My friends, my fellow Dopers, hear my tale; about a certain trend I’ve lately noticed. It seems that everywhere I chance to read, I see and hear a certain rhythmic pattern. The words arrange themselves in groups of five – or, not the words, instead the beats therein. An alternation, stressed and unstressed sound, resolves each sentence into verse iambic. This pattern seems inherent to our tongue; no wonder Shakespeare made such hay with it. The iamb is perhaps a universal; the group of five (pentameter), convention; ten syllables (allowing for some license) make up a managable English phrase.
I am no poet; I don’t need to be. This meter seems to flow most naturally. So play along with me, and try to write / your sentences and phrases in this thread / in this same way, a five-beat iamb group – and we might find another Shakespeare here. No rhyme (unless it happens of itself), no strict adherence (any more than Will had) to counting syllables; the beat’s the thing. Just five of them in every phrase or sentence. Now let the “poetry” (it’s not) begin.
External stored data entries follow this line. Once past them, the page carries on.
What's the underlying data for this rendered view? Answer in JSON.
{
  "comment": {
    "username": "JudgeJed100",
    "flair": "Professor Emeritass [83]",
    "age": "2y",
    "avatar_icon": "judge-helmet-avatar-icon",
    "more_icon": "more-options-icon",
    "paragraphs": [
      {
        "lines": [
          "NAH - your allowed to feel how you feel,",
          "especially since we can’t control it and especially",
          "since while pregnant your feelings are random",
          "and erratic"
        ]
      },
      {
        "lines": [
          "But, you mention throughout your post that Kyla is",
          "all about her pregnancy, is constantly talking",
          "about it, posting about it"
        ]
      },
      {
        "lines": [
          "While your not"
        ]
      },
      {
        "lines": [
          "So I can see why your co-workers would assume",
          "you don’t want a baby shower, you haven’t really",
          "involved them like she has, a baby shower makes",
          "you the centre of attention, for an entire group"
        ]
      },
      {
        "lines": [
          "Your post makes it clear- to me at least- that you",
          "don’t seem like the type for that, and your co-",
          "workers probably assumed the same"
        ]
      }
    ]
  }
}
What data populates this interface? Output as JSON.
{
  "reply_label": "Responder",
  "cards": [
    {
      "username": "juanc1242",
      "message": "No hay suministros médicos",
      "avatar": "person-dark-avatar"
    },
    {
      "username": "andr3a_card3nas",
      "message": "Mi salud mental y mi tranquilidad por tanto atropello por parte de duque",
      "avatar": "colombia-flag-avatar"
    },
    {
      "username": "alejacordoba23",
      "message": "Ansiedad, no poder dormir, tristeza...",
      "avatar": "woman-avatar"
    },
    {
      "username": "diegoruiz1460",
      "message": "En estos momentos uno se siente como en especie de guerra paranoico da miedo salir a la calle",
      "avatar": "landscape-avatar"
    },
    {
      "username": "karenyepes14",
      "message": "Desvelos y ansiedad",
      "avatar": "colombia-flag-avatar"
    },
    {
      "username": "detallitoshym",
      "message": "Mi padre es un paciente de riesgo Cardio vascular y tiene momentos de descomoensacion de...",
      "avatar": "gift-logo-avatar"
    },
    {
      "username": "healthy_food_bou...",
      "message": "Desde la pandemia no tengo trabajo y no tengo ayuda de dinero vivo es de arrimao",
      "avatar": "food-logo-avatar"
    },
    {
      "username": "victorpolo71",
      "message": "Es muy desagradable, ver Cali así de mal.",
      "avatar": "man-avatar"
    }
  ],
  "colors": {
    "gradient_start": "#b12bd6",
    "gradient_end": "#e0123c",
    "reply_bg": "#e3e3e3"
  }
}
A topic? What you had for breakfast’s fine, or who you saw on public transportation. It doesn’t really matter for my purposes. Just write like this, and let what happens, happen. Or how 'bout this: your topic could well be / a reference to your post-count; start with me: on this, my sixteen hundred sixty-sixth, I pause to recollect the famous fire / in London of that year; it blazed for days.
(Apologies to anyone with training / in arts poetic, or iambic verse. I’m just a hack who’s not attempting much; a little fun is all I seek today. The rest of you, who never wrote in verse, may find it’s easy and surprise yourselves.)
I can’t write for crap/ My life is a lie/ Spacing out all day/ Participating?/ Ha like that is me/ My brother annoys me/ My parents nag me/ We have no food here/ I’m starving to death/ I did a speech today/ I really thinked I sucked/ Time to end this now/ Good bye, goodbye now/
:dubious: Like that?[hijack] Hey can anyone write sonnets? [/hijack]
I think that what the OP specified, is that the beats count out to number five. Why? you might ask, why not? my guess would be, that that would be the thought of the OP.
As far as reason and as far as rhyme, suppose you like to write and have the time, then that provides a way to realize one’s motivation for this exercise.
Methinks some posters flounder in this meter. It takes a bit of work to get it right. But soon the converts to this thread will hasten. Could Spotting be far off? I speculate.
I sometimes find myself thinking this way when long hours I have spent reading dear Will. His rhythms tend to pound inside my brain making my thoughts adhere to their command. I find it very interesting to hear skilled actors reading lines from Shakespeare’s plays and speaking them as if the sentiments were the casual language of daily life.
Because I like the sonnets best of all,
My posting seem to flow the way they do
Counting ten beats for each completed thought
With lines combining into groups of two
This thread seems like an admirable fad…so now I will recount the day I had: I woke and lay about with nought to do, then took a walk and bought some clothes and shoes. Then, wishing I had laid more hours abed / sat in the park and napped a bit, and read. I do not know quite where the hours flew…and now it’s time for bed–Can it be true?!
I know that this is bad, but what the heck? I beg that you’ll excuse this silly dreck.
Inherent? Maybe not, but very common. Just now, I visited the BBC. I meant to search for headlines in our mold, but didn’t have to search for very long. Their leading story has a headline thus: “Rumsfeld ‘deeply’ sorry for abuse.” And just below, another story leads: “Big powers wary over Sudan crisis.” It’s true one sometimes has to fudge a little, and drop or add a syllable at the ends, but Shakespeare, Chaucer, other greats have done it; poetic license justifies the fudge.
I thank you all for your delightful posts. So sorry for the nosebleeds and the 'roids.